Cardinal Raymond Burke, an American who is no fan of Francis, issued a scathing statement Thursday on the pope’s endorsement. He is of the mind that the Catholic church should stick with its long-time mantra, that homosexual people are "intrinsically disordered," which was the party line before Francis was elected in 2013.
In his statement, Burke said the pope, through his comments, has caused great bewilderment and confusion and error among Catholic faithful. “It is a source of deepest sadness and pressing pastoral concern that the private opinions reported with so much emphasis by the press and attributed to Pope Francis do not correspond to the constant teaching of the Church,” Burke wrote in part. “Equally sad and concerning is the turmoil, confusion, and error they cause among the Catholic faithful, as is the scandal they cause, in general, by giving the totally false impression that the Catholic Church has had a change of course, that is, has changed its perennial teaching regarding such fundamental and critical questions.”

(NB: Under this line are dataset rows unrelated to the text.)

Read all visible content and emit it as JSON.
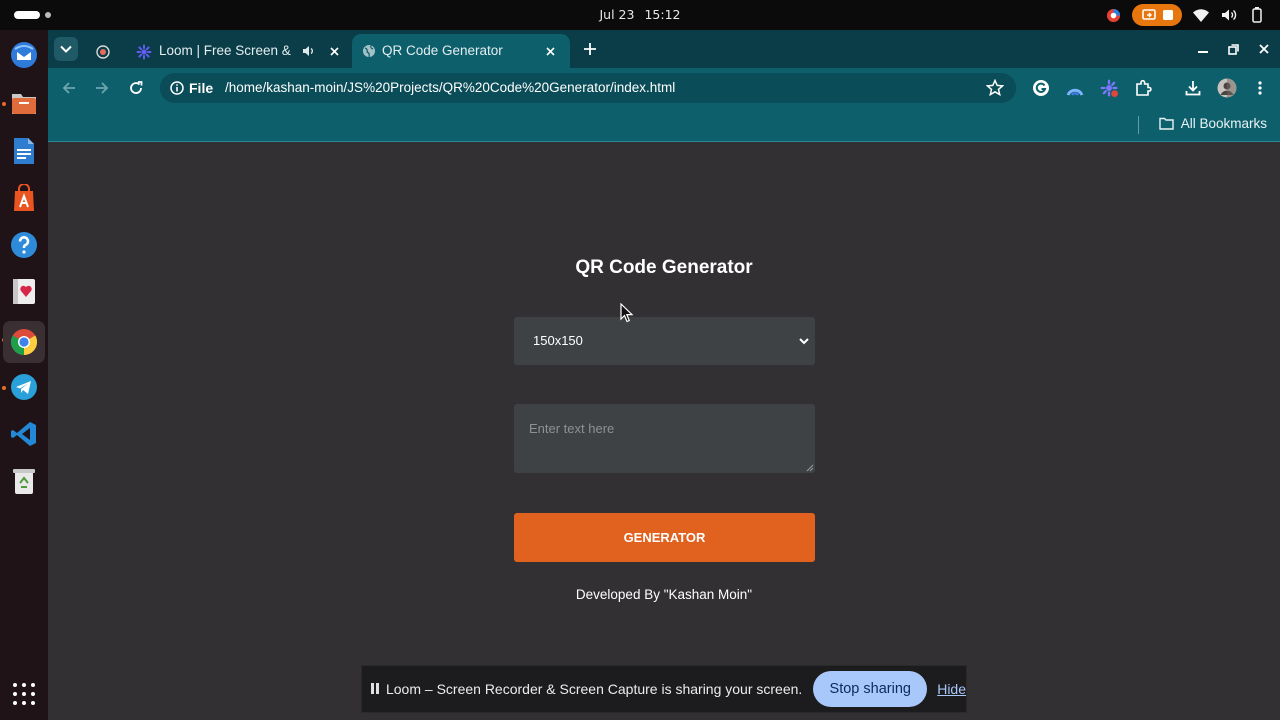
{
  "system": {
    "date": "Jul 23",
    "time": "15:12"
  },
  "dock": {
    "apps": [
      {
        "name": "thunderbird-icon",
        "color": "#2f7bd9"
      },
      {
        "name": "files-icon",
        "color": "#e06c3c"
      },
      {
        "name": "writer-icon",
        "color": "#2e7dd1"
      },
      {
        "name": "app-center-icon",
        "color": "#e95420"
      },
      {
        "name": "help-icon",
        "color": "#2e8bda"
      },
      {
        "name": "solitaire-icon",
        "color": "#d9d9d9"
      },
      {
        "name": "chrome-icon",
        "color": "#dd4b39"
      },
      {
        "name": "telegram-icon",
        "color": "#2aa0da"
      },
      {
        "name": "vscode-icon",
        "color": "#2389d6"
      },
      {
        "name": "trash-icon",
        "color": "#8ec27c"
      }
    ]
  },
  "tabs": [
    {
      "title": "Loom | Free Screen & ",
      "active": false
    },
    {
      "title": "QR Code Generator",
      "active": true
    }
  ],
  "toolbar": {
    "site_label": "File",
    "url": "/home/kashan-moin/JS%20Projects/QR%20Code%20Generator/index.html"
  },
  "bookmarks": {
    "all_label": "All Bookmarks"
  },
  "page": {
    "title": "QR Code Generator",
    "size_value": "150x150",
    "text_placeholder": "Enter text here",
    "button_label": "GENERATOR",
    "credit": "Developed By \"Kashan Moin\""
  },
  "share_bar": {
    "message": "Loom – Screen Recorder & Screen Capture is sharing your screen.",
    "stop_label": "Stop sharing",
    "hide_label": "Hide"
  },
  "colors": {
    "accent": "#e1611e",
    "chrome_toolbar": "#0e5f6c",
    "page_bg": "#333034",
    "stop_button": "#a8c7fa"
  }
}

The pope has been drawn into political disputes before, often at the hands of those with a hidden agenda, as when he visited the U.S. in 2015 and was essentially set up to shake hands with Kentucky county clerk Kim Davis, who had become a conservative hero for defying marriage licenses to same-sex couples. Similarily, the release of his liberal comments on same-sex unions, especially after they had been scrubbed from previous publication by someone who thought them unwise to release, surely serve to rattle the conservative sector of the Church at least as much as they do to show the pope’s willingness to reach out to gay Catholics.